In the 18th Century the Founding Fathers were worried about tyrants. They were worried about government officials abusing the powers of their office and the fate of the nation if there were no check on their power. In the 21st Century those concerns have hardly faded. Today we have a presidential administration that, if nothing else, has publicly (and privately) attempted to turn the ship of state against multiple political opponents, and with such an audacious expectation of impunity that it leaves no basis to believe it would not do the same to anyone else who stands against it.
It now it demands more tools to perpetuate these attacks. At a time when the survival of our democracy most critically depends on the people's ability to push back against these sorts of abuses of governmental power, the government seeks to hobble the public's ability to do it –- this time by destroying the ability to keep their communications secret. Because that's what encryption "backdoors" do: completely and utterly obliterate any technical ability to maintain the secrecy in one's data. You can't just backdoor them a little bit -– either communications are secure from all prying eyes, or none of them. And this administration is insisting that it should get to see them all.
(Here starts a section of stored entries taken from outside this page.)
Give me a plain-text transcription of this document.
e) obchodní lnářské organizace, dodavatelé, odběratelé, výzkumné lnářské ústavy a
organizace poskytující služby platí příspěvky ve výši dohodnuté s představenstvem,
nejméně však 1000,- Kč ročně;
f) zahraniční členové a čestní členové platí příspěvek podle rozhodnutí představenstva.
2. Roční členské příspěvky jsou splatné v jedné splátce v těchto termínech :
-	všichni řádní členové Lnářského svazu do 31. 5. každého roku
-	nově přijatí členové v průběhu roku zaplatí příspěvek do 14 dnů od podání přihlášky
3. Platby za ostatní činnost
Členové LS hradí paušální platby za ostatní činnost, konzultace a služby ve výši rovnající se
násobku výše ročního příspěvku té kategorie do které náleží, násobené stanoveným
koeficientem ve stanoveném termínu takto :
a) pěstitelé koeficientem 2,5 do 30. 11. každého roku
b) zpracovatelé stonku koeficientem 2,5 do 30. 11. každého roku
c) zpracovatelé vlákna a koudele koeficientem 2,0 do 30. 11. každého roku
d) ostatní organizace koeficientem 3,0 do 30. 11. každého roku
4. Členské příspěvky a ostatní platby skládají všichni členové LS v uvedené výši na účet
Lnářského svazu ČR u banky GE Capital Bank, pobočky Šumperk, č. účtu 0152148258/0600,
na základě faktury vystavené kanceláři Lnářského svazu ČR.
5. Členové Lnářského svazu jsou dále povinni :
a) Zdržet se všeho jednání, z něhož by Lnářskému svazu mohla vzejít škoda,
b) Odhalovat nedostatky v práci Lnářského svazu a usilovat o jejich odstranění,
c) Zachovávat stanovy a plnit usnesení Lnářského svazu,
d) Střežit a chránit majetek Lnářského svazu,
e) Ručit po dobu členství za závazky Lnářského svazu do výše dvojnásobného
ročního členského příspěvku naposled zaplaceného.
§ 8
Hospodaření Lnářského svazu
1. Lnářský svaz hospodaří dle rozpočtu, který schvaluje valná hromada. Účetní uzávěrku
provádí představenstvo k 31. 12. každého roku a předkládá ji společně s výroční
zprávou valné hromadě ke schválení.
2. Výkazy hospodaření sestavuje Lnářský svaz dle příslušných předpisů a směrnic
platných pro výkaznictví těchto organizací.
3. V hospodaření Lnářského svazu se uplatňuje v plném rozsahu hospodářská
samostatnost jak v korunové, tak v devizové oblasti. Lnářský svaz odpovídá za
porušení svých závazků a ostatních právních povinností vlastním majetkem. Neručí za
This administration is not, of course, the first to have demanded the ability to get access to people's data. Both Democratic and Republican administrations have made similar demands (and even helped themselves to it). Each time they have articulated policy arguments for why the government should have the power to read people's private communications, and sometimes these arguments have even been compelling. But none have ever outweighed the critical liberty interest that depends on being able to prevent government access to all of everyone's private communications, and today we see exactly why.
The Constitution guarantees the personal freedom necessary to stand against a tyrannical state actor prone to misusing its power. We have been sloppy over the years in preserving that liberty legally, thanks to the implicit assumption that the government is inherently one of the Good Guys and the people seeking to keep their data private presumably are the Bad Guys. It is a view that has infected our understanding of the Fourth Amendment and allowed the government to invade people's privacy in ways the text of the Constitution never allowed. But today we see with painful clarity how it was also a view predicated on wholly unsound assumptions.
Today we regularly see our President, Chief Executive, and most senior official charged with enforcing our laws not only routinely flout these very same laws but also routinely threaten those whose sole "crime" is standing against him with vindictive, and meritless, ruinous prosecution. These are not the actions of a benevolent government eager to protect the public from wrongdoing. They are the actions of an autocrat all too happy to victimize people as willingly as the most hardened criminal.
Which leaves the public on its own to protect itself, and already significantly hampered. It is bad enough that Trump makes it so treacherous to speak out against him publicly. But when we can no longer speak publicly it becomes all the more important that we be able to speak privately – yet that is exactly what this administration is trying to prevent in demanding encryption backdoors. Should it get its wish, no one will be able to keep secrets from this administration, or challenge its power. It will be able to continue its abuses unchecked.